Creating information is one problem. Preserving it is a different one. These results establish that preservation has its own thermodynamics — distinct from transmission, distinct from erasure — and the bounds are tighter than expected.
Brandes (2026, arXiv:2602.06046) defines the preservation tradeoff: the cost of maintaining information against thermal fluctuations, as opposed to transmitting it (Shannon) or erasing it (Landauer). For systems in the diminishing-returns regime — where additional error suppression yields progressively less benefit — the optimal maintenance allocation is bounded above by 50% of available resources. For physically realistic systems exhibiting smooth saturation, the bound narrows to a 30-50% band. The diagnostic is a quantity called preservation stiffness, analogous to magnetic susceptibility — a response function measuring how efficiently resources convert into reliability. This is validated against kinetic proofreading in E. coli and protocol overhead in TCP/IP networks. Biology and telecommunications converge on the same thermodynamic optimum.

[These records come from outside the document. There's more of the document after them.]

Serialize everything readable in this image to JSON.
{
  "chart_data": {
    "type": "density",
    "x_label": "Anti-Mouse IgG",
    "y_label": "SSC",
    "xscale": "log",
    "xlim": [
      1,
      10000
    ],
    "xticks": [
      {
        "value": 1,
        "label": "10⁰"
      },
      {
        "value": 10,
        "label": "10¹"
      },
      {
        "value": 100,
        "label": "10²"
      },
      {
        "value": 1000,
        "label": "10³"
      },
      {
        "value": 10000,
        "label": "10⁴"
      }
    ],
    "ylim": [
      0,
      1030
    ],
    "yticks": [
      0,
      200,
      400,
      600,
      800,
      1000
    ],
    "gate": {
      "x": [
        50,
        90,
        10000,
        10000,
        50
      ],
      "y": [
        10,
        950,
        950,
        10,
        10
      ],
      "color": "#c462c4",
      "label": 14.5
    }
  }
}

The synaptic energy paper (Lam et al., 2026, arXiv:2602.15787) arrives at a complementary result from neuroscience: the energy cost of precision in neural signaling scales as σ⁻² ∝ E⁵. Doubling the precision of a synaptic signal costs 32 times the energy. The brain's solution is strategic allocation — high precision where it matters, low precision elsewhere. The budget isn't a constraint to overcome. It's the reason precision is allocated at all. Without the constraint, there would be no allocation problem and no structure to the precision landscape.
Dago and Bellon (2026, arXiv:2602.06560) demonstrate that the Landauer bound for bit erasure can be beaten by 20% using a feedback-controlled hysteresis that embeds a Maxwell demon in the feedback loop. The demon “remembers” which well the system previously occupied. The apparent violation comes from information stored in the feedback mechanism — the preservation of past state within the controller subsidizes the erasure. The information isn't destroyed for free. It's preserved in one place to pay for destruction in another. The total book is balanced. But the lesson is sharp: where you store the information about the past changes the apparent cost of the present.
The paper on observation and semantics (2026, arXiv:2602.18494) proves that for any physically bounded agent — finite memory, compute, and energy — Landauer's principle imposes a strict limit on the complexity of internal state transitions. Discrete, compositional logic is the only topological solution that allows a finite agent to model a combinatorial world within a finite energy budget. Continuous representations require infinite precision to distinguish states, and infinite precision costs infinite energy. Logic isn't a cultural artifact. It's the unique solution to a constrained optimization problem. The constraint is the cost of preservation: keeping distinct representations distinct against thermal noise.
Four results, one principle: preservation is expensive, and the expense shapes the system. Brandes: you can spend at most 30-50% of your budget on maintenance, regardless of substrate. Lam: precision costs E⁵, so you allocate it strategically. Dago-Bellon: storing information in the controller subsidizes operations elsewhere. The semantics paper: the energy cost of distinguishing states forces logic to be discrete. The conventional framing treats preservation as overhead — the cost you pay to keep doing the interesting work. These results invert that. The preservation constraint is what determines the structure. E. coli's proofreading fidelity, the brain's precision landscape, TCP's protocol overhead, the discreteness of human logic — all are shaped by the thermodynamics of keeping things rather than by the dynamics of creating them. What you can afford to remember determines what you can afford to think.